16 May 2022 to 3 June 2022
Europe/Berlin timezone

The structure-function problem in microbial communities

17 May 2022, 09:00
45m

Speaker

Seppe Kuehn (The University of Chicago)

Description

Microbial communities harbor almost unimaginable complexity at all levels of organization. Vast genomic diversity is present even within a single taxon. Diverse genomes across taxa encode complex regulatory programs that modulate physiological traits from chemotaxis to metabolic processes. From these traits emerge interactions between taxa that depend on abiotic factors. Together, these processes drive eco-evolutionary dynamics across multiple timescales. Which of these many aspects of a community must we understand and why? Are some properties of a community more important than others? Important in what sense?
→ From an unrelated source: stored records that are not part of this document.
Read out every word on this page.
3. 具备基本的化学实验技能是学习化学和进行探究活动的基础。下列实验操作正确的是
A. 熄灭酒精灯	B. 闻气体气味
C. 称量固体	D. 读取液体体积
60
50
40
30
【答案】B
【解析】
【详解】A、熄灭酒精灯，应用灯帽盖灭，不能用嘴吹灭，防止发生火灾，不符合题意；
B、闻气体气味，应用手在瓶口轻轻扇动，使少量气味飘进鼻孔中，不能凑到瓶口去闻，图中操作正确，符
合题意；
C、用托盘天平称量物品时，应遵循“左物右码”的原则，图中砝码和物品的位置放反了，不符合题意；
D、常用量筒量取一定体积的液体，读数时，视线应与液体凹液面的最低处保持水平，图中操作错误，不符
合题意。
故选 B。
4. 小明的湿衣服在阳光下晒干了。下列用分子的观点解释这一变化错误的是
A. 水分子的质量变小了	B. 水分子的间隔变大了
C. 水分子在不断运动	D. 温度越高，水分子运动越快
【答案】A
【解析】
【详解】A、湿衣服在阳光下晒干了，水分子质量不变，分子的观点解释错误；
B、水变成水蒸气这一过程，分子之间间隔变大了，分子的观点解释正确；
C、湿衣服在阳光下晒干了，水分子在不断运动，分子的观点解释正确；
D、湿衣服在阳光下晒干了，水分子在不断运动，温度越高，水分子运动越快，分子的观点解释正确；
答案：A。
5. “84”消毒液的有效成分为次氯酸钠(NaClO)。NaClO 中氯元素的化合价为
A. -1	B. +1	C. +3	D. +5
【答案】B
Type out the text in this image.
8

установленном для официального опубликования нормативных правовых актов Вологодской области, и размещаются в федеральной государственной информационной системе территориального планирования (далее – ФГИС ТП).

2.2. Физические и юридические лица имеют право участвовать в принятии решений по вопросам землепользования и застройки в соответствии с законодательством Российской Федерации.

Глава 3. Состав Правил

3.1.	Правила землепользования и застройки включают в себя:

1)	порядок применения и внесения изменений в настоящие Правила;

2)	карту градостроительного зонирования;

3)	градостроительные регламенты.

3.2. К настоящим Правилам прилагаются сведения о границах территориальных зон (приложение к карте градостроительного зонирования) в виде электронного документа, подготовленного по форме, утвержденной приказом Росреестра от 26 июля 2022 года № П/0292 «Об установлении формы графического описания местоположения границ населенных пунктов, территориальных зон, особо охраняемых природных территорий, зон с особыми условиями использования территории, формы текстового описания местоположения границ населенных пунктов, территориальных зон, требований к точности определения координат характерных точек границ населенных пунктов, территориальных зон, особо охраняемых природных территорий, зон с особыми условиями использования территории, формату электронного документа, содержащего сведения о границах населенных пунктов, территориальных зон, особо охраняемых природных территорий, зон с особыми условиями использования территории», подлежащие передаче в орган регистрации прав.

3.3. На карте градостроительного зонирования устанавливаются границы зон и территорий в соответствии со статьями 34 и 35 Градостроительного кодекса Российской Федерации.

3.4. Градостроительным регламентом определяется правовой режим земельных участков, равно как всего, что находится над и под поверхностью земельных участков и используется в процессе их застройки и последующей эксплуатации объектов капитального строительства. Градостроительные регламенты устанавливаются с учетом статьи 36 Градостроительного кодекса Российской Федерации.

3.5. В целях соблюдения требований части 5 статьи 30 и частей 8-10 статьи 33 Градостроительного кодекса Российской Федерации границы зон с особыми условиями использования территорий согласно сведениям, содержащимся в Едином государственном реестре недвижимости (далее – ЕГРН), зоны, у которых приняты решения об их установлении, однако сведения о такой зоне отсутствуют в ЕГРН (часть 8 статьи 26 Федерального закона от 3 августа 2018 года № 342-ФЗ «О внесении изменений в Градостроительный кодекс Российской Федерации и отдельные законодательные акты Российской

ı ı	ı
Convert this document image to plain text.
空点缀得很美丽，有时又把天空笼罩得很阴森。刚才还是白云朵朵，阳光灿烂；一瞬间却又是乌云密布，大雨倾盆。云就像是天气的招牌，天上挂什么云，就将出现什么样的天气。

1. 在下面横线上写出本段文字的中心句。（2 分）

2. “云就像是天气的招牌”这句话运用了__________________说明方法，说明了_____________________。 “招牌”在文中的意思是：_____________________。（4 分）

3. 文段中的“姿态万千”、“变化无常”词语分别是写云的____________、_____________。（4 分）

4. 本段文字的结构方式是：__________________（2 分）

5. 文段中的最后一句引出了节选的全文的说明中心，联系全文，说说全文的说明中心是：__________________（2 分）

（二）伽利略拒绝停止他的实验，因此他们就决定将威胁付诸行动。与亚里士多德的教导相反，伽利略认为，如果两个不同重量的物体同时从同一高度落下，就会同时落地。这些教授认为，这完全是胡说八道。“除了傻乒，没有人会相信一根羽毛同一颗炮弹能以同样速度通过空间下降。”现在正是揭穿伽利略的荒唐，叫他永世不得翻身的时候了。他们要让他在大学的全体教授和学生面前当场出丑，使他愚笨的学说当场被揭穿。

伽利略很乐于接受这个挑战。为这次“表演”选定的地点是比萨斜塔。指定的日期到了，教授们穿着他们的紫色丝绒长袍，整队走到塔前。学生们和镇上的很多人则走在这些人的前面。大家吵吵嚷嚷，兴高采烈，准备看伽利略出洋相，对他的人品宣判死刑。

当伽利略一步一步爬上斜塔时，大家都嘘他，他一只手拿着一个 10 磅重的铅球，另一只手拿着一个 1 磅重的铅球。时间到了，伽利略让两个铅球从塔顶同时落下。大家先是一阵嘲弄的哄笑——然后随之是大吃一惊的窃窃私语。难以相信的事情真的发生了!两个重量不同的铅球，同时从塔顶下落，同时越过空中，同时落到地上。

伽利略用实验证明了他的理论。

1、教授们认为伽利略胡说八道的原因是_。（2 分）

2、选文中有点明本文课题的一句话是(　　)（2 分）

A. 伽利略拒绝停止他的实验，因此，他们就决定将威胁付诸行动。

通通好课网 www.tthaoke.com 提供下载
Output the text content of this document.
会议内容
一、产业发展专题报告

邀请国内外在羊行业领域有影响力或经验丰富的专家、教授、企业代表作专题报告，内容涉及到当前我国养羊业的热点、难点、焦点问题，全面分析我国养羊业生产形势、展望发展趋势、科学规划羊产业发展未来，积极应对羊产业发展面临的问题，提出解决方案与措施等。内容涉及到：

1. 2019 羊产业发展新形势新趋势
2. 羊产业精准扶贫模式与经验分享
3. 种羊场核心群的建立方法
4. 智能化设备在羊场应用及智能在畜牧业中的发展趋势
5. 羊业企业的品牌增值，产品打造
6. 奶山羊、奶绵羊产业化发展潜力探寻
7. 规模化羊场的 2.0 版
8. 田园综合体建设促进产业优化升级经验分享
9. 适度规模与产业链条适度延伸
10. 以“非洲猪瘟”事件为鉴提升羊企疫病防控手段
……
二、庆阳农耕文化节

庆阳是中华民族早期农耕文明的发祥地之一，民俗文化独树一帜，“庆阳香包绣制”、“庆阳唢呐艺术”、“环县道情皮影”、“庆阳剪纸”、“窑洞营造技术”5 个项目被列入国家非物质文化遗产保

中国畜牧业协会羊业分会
I propose that one path forward is to focus on community function, specifically, the emergent metabolite flows responsible for generating energy and biomass in the collective. From this perspective, I suggest that the important physiological, ecological, or evolutionary processes are those that impact and sustain community function. The problem then becomes decoding how genomic, physiological and ecological complexity gives rise to key metabolite flows in the community. With inspiration from physics, we approach this question by measuring function across diverse ensembles of communities, describing metabolite flows phenomenologically, and learning the salient features of the community and control these flows statistically (iScience, 2022). I present two recent studies employing this philosophy. First, using denitrification as a model process, we show that the dynamic flux of nitrate and nitrite through a community can be predicted simply from knowledge of the genes each strain possesses (Cell, 2022). Second, using communities of algae and bacteria that cycle carbon, we show that the carbon cycling rate depends crucially on the metabolic capabilities of the taxa present (PNAS, 2021). These studies show that simple mappings exist from genes to traits and traits to community function. I propose extending this approach to studying communities in the wild, rationally designing functional consortia, and connecting evolutionary dynamics to community metabolism.